EPO plans are a middle ground between HMO and PPO. Like HMO plans, they cover only doctors in the plan’s network, but like PPO plans they do not require a PCP or referrals to specialists.

Premium, Deductible, Co-Pay and Out-of-Pocket Maximum

Insurance Premium is the amount you pay for your health insurance monthly. As discussed above, depending on your income, family size and plan, it can be from zero to a couple thousand dollars. When you get health insurance from your employer, the employer typically covers a portion of your monthly premium.

Deductible is the amount you pay out of pocket for medical services before the insurance kicks in. There are plans with zero deductible, and there are plans with up to $7,000 deductible. High-deductible plans typically have lower premiums.

Co-Pay is the amount or percentage of cost you pay for each medical procedure covered by the insurance. For example, a 10% co-pay means that once you have reached your deductible, you will pay only 10% of the cost of each treatment, and the insurance will cover the remaining 90%.
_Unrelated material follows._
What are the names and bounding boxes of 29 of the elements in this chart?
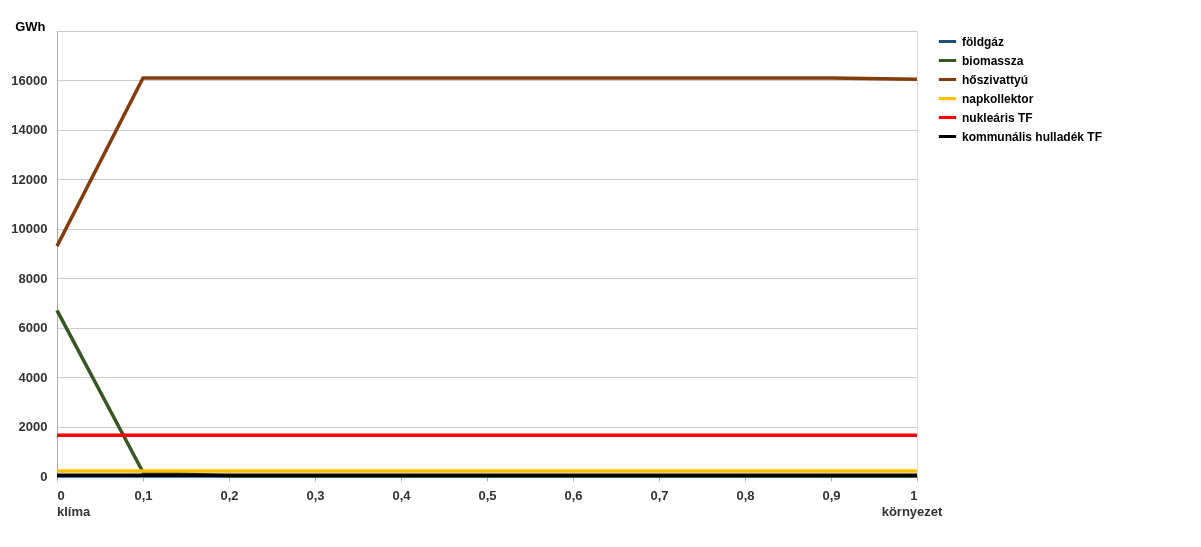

The insurance provider will periodically send you Explanation of Benefits – a report which will state what medical services you used, how much the doctor or facility charged for the visit, how much the insurance covered, and how much you paid.

Out-of-Pocket Maximum (OOM) is the maximum amount per year you will pay out of pocket. For example, if your OOM is $4,500, that means, once you have paid that amount in deductible and co-pays, the insurance will cover 100% of your further treatments until the end of the year.

Let’s compare two sample plans:

Kaiser Gold 80 HMOAnthem Gold PPO 1700/15%
Deductible$0$1,700
PCP Visit Co-Pay$3515% (in-network) / 50% (out-of-network)
Specialist Visit Co-Pay$6515% (in-network) / 50% (out-of-network)
Out-of-Pocket Max$5,550$3,700

The Kaiser plan is HMO, so you will have to select a PCP and will pay $35 for a PCP visit and $65 for a specialist visit. You can only go to the Kaiser network. If you reach $5,550 in total out-of-pocket expenses, medical services for the rest of the year will be free for you.

The Anthem plan is PPO, so you do not have to choose a PCP. You can visit a specialist right away and can go to doctors in or out of network. You will pay the first $1,700 in medical services out of pocket. After that, you will pay 15% of the cost of services when you visit in-network doctors and 50% of the cost of out-of-network doctors. Once you reach $3,700 in out-of-pocket expenses, medical services for the rest of the year will be free for you.

Webinar explaining health insurance in the U.S.
Health insurance plans vary by state. If you move from one state to another, you typically need to enroll into a new health insurance plan, and coverage under your old plan will cease.